Hope you can join us for the next seminar in our "The Uses of Literature" series, lead by Richard Walsh of the University of York. Dr Walsh will be discussing the role of fictionality in human understanding (abstract follows below). As ever, his paper will be followed by open forum discussion and then a trip to the pub.
The literary text is inherently metadiscursive, and like all metadiscourse if offers understanding of something already within the human domain of meaning, rather than natural phenomena. This paper elaborates upon that quality with specific reference to fictionality, and shows how the built-in self-consciousness of fictionality as a rhetorical orientation connects highly wrought literary fictions with the most elemental functions of human understanding. At a cognitive level, narrative sense-making is both an adaptive faculty offering unprecedented mastery over temporality and experience, and the inauguration of a reflexive cycle of representation that works both to define the parameters of human value and to expose the contingency and limitations of its own frame of reference. Fictive rhetoric, by virtue of the self-consciousness integral to its operation, uses this cycle as the engine of the creative imagination; and literary fiction raises it to the highest degree. My argument maps out this view of fictionality, moving from a cognitive-evolutionary frame of reference, via a consideration of the status of narrative in relation to the theory of natural selection itself, to a distinction between value and force that characterizes the duality between what narrative reflexiveness says and what it does.

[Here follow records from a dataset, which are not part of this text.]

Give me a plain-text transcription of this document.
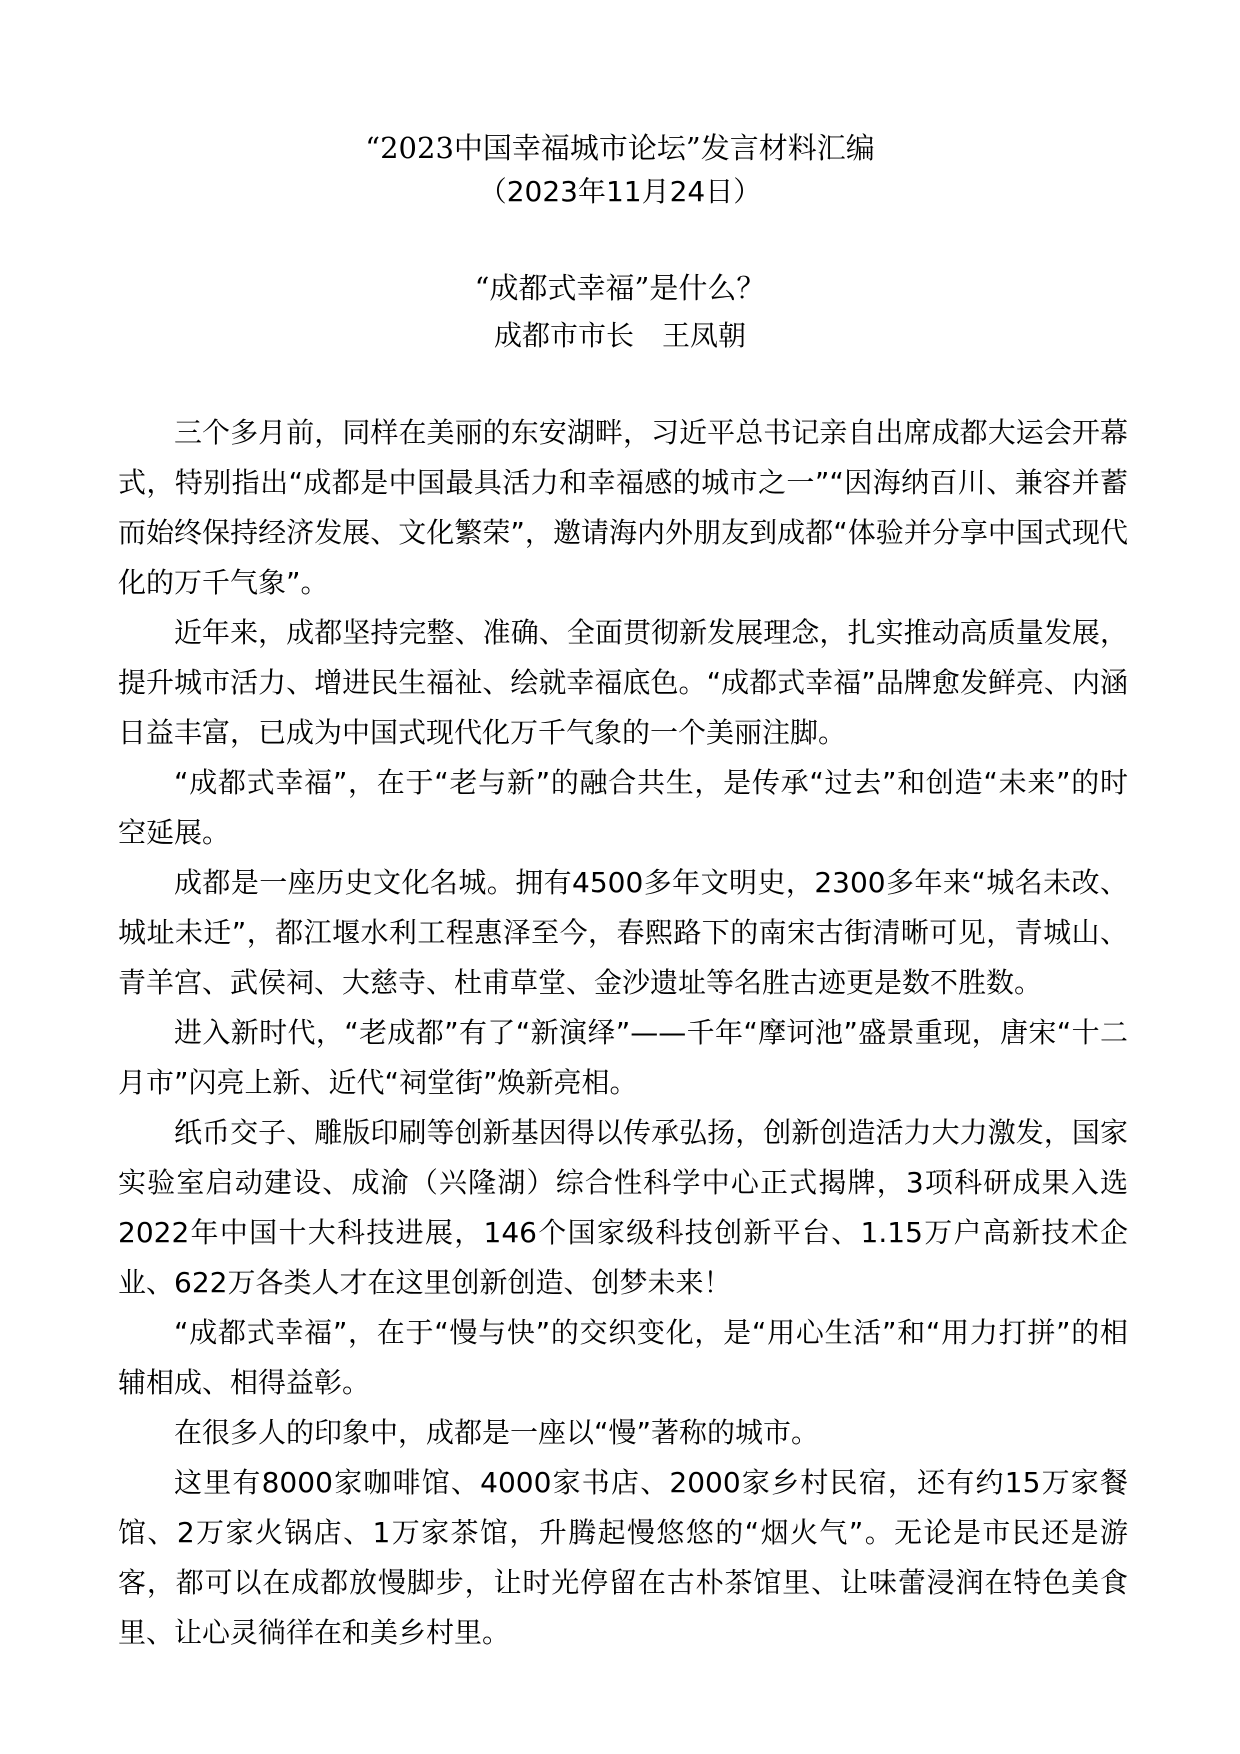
“2023中国幸福城市论坛”发言材料汇编
（2023年11月24日）
“成都式幸福”是什么？
成都市市长　王凤朝

三个多月前，同样在美丽的东安湖畔，习近平总书记亲自出席成都大运会开幕式，特别指出“成都是中国最具活力和幸福感的城市之一”“因海纳百川、兼容并蓄而始终保持经济发展、文化繁荣”，邀请海内外朋友到成都“体验并分享中国式现代化的万千气象”。

近年来，成都坚持完整、准确、全面贯彻新发展理念，扎实推动高质量发展，提升城市活力、增进民生福祉、绘就幸福底色。“成都式幸福”品牌愈发鲜亮、内涵日益丰富，已成为中国式现代化万千气象的一个美丽注脚。

“成都式幸福”，在于“老与新”的融合共生，是传承“过去”和创造“未来”的时空延展。

成都是一座历史文化名城。拥有4500多年文明史，2300多年来“城名未改、城址未迁”，都江堰水利工程惠泽至今，春熙路下的南宋古街清晰可见，青城山、青羊宫、武侯祠、大慈寺、杜甫草堂、金沙遗址等名胜古迹更是数不胜数。

进入新时代，“老成都”有了“新演绎”——千年“摩诃池”盛景重现，唐宋“十二月市”闪亮上新、近代“祠堂街”焕新亮相。

纸币交子、雕版印刷等创新基因得以传承弘扬，创新创造活力大力激发，国家实验室启动建设、成渝（兴隆湖）综合性科学中心正式揭牌，3项科研成果入选2022年中国十大科技进展，146个国家级科技创新平台、1.15万户高新技术企业、622万各类人才在这里创新创造、创梦未来！

“成都式幸福”，在于“慢与快”的交织变化，是“用心生活”和“用力打拼”的相辅相成、相得益彰。

在很多人的印象中，成都是一座以“慢”著称的城市。

这里有8000家咖啡馆、4000家书店、2000家乡村民宿，还有约15万家餐馆、2万家火锅店、1万家茶馆，升腾起慢悠悠的“烟火气”。无论是市民还是游客，都可以在成都放慢脚步，让时光停留在古朴茶馆里、让味蕾浸润在特色美食里、让心灵徜徉在和美乡村里。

Richard Walsh is a senior lecturer in English and Related Literature at the University of York. He is the author of "Novel Arguments: Reading Innovative American Fiction" (Cambridge 1995) and "The Rhetoric of Fictionality: Narrative Theory and the Idea of Fiction" (Ohio State, 2007), which proposes a fundamental reconceptualisation of the role of fictionality in narrative, and in doing so challenges many of the core assumptions of narrative theory. He has published articles in "Poetics Today", "Narrative", "Style", "Modern Fiction Studies" and "Storyworlds", among others, and has contributed essays to edited volumes such as the "Blackwell Companion to Narrative Theory" (2005), "Toward a Cognitive Theory of Narrative Acts" (2010) and "Postclassical Narratology: Approaches and Analyses" (2010). His current research interests include narrative across media and narrative theory in interdisciplinary contexts, in particular the relation between narrative and the concept of emergence. He is the leader of the Fictionality Research Group, and director of Narrative Research in York’s Centre for Modern Studies.